Menurutnya, kondisi geografis Indonesia yang berada di kawasan Cincin Api Pasifik atau Ring of Fire membuat pemerintah harus meningkatkan kesiapsiagaan.

“Negara yang berada di lingkaran api the ring of fire membawa kita untuk kita harus siap menghadapi keadaan seperti ini setiap saat,” kata Prabowo dalam rapat terbatas penanganan bencana alam dengan kepala daerah secara virtual, Senin (7/9/2026).

Prabowo menilai tingginya potensi bencana harus mendorong pemerintah memperkuat langkah mitigasi sejak sebelum bencana terjadi.

Ia menyebut peningkatan anggaran sebagai salah satu langkah penting untuk menghadapi kondisi tersebut.

“Berarti mungkin pelajaran juga bagi kita, bagi pemerintahan yang saya pimpin, alokasi anggaran untuk mitigasi bencana harus kita tambah secara signifikan,” lanjutnya.
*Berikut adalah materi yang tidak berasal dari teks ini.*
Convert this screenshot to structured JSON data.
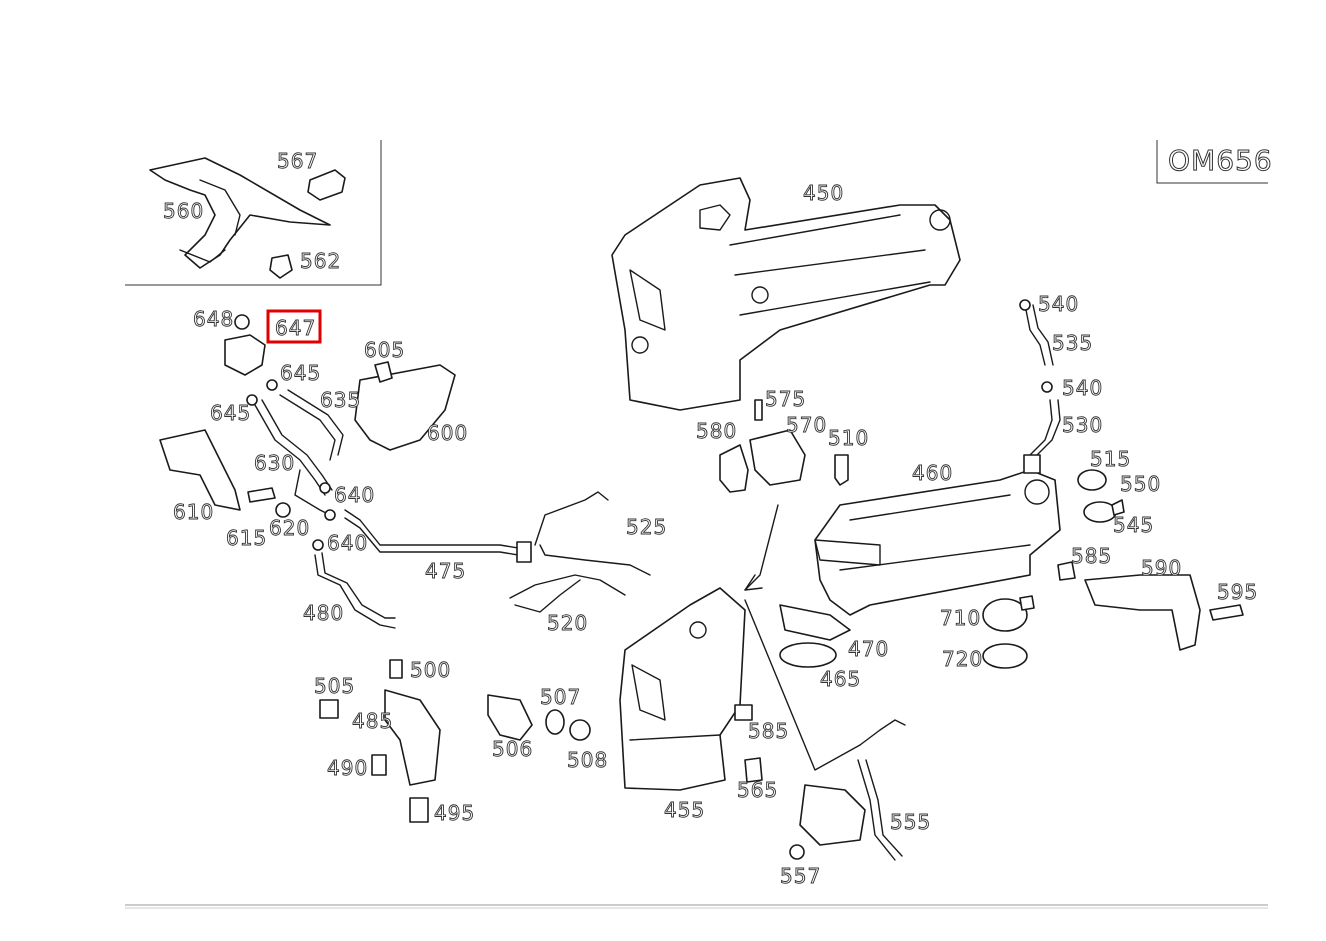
{
  "engine_code": "OM656",
  "highlight_color": "#e00000",
  "highlighted_part": "647",
  "parts": {
    "p450": "450",
    "p460": "460",
    "p455": "455",
    "p465": "465",
    "p470": "470",
    "p475": "475",
    "p480": "480",
    "p485": "485",
    "p490": "490",
    "p495": "495",
    "p500": "500",
    "p505": "505",
    "p506": "506",
    "p507": "507",
    "p508": "508",
    "p510": "510",
    "p515": "515",
    "p520": "520",
    "p525": "525",
    "p530": "530",
    "p535": "535",
    "p540a": "540",
    "p540b": "540",
    "p545": "545",
    "p550": "550",
    "p555": "555",
    "p557": "557",
    "p560": "560",
    "p562": "562",
    "p565": "565",
    "p567": "567",
    "p570": "570",
    "p575": "575",
    "p580": "580",
    "p585a": "585",
    "p585b": "585",
    "p590": "590",
    "p595": "595",
    "p600": "600",
    "p605": "605",
    "p610": "610",
    "p615": "615",
    "p620": "620",
    "p630": "630",
    "p635": "635",
    "p640a": "640",
    "p640b": "640",
    "p645a": "645",
    "p645b": "645",
    "p647": "647",
    "p648": "648",
    "p710": "710",
    "p720": "720"
  }
}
Prabowo juga menilai pemerintahannya kini memiliki kemampuan yang lebih baik dalam merespons bencana dibandingkan tahun-tahun sebelumnya. Ia mencontohkan penanganan bencana di sejumlah wilayah Sumatera, khususnya Aceh, Sumatera Utara, dan Sumatera Barat.

“Saya kira dalam menghadapi keadaan ke depan kita akan lebih mampu, sekarang pun dibanding dengan tahun tahun dulu respons kita sangat cepat, keadaan bencana di Sumatera, Aceh, Sumut, dan Sumbar ternyata respons kita cukup masif, cukup cepat,” ujarnya.